Black feminist punk band Big Joanie release their second album Back Home on Daydream Library Series in the UK and Kill Rock Stars in the US. The brand new album Back Home follows on from last month's one-off single 'Happier Still', and the release of their 2020 single 'Cranes in the Sky', a cover of Solange Knowles released on Jack White's Third Man Records. Recorded at Hermitage Works Studios in North London, Back Home was produced and mixed by Margo Broom (Goat Girl, Fat White Family) and features violin courtesy of Charlotte Valentine of the experimental art rock project No Home, who recently collaborated with the LA-based artist SASAMI.
Back Home is a dramatic leap forward for the band; the band build on their tightly knit, lo-fi punk formula to bring forth a collage of blazing guitars, down tempo dance punk, and melancholic strings that evoke the full depth of the band's expansive art punk vision. The album title references a search for a place to call home, whether real or metaphysical. "We were really ruminating on the idea of a home and what it means," explains Stephanie. "It's about the different ideas of home, whether that's here in the UK, back in Africa or the Caribbean, or a place that doesn't really exist; it's neither here nor there."

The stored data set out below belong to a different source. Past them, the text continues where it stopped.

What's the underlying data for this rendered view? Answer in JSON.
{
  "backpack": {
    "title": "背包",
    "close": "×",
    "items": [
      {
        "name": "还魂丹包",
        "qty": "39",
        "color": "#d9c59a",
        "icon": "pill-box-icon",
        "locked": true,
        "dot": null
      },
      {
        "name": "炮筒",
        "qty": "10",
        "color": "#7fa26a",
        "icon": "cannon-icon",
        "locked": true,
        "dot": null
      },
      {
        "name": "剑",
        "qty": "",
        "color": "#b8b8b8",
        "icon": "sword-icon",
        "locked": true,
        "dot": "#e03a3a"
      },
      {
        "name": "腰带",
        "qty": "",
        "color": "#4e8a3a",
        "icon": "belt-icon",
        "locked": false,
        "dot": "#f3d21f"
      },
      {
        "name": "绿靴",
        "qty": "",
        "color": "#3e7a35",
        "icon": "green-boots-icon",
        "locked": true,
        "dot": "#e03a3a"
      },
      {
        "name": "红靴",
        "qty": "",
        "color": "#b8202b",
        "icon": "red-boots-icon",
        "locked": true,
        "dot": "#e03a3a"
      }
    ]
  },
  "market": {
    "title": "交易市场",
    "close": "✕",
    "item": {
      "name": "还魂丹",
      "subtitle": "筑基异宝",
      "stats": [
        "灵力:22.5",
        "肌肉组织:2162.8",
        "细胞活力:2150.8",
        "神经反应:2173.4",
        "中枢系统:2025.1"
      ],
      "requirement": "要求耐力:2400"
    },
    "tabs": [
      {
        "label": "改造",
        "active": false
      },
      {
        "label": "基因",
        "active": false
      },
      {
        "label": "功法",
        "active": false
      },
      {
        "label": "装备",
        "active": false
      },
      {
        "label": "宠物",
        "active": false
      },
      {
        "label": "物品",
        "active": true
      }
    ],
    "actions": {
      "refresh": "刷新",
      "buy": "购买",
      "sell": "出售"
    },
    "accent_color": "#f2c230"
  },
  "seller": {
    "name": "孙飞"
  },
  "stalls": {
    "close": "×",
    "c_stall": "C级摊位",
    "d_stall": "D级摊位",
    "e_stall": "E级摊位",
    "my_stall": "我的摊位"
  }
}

The band worked with multidisciplinary artist Angelica Ellis to design the striking embroidered cover art, which is a depiction of Chardine's nephew at the barbers. The artwork is a reference to the embroidered wall hangings popular in Caribbean homes post-Windrush that were a callback to the homes they left behind. The album's strength lies in the band's bold and varied new sound. Album opener 'Cactus Tree' is an eerie, gothic folk tale that tells the story of a woman waiting for her lover while a wall of euphoric harmonies and screaming feedback roll in the background. Lead single 'Happier Still' is a driving, Nirvana-influenced track that grapples with the idea of wanting to push through a depressive episode. Inspired equally by the melodic rock of Hüsker Dü and the mystical sensibilities of Stevie Nicks, closer 'Sainted' brings the club-ready sentiment of the 2018 single 'Fall Asleep' to its natural conclusion.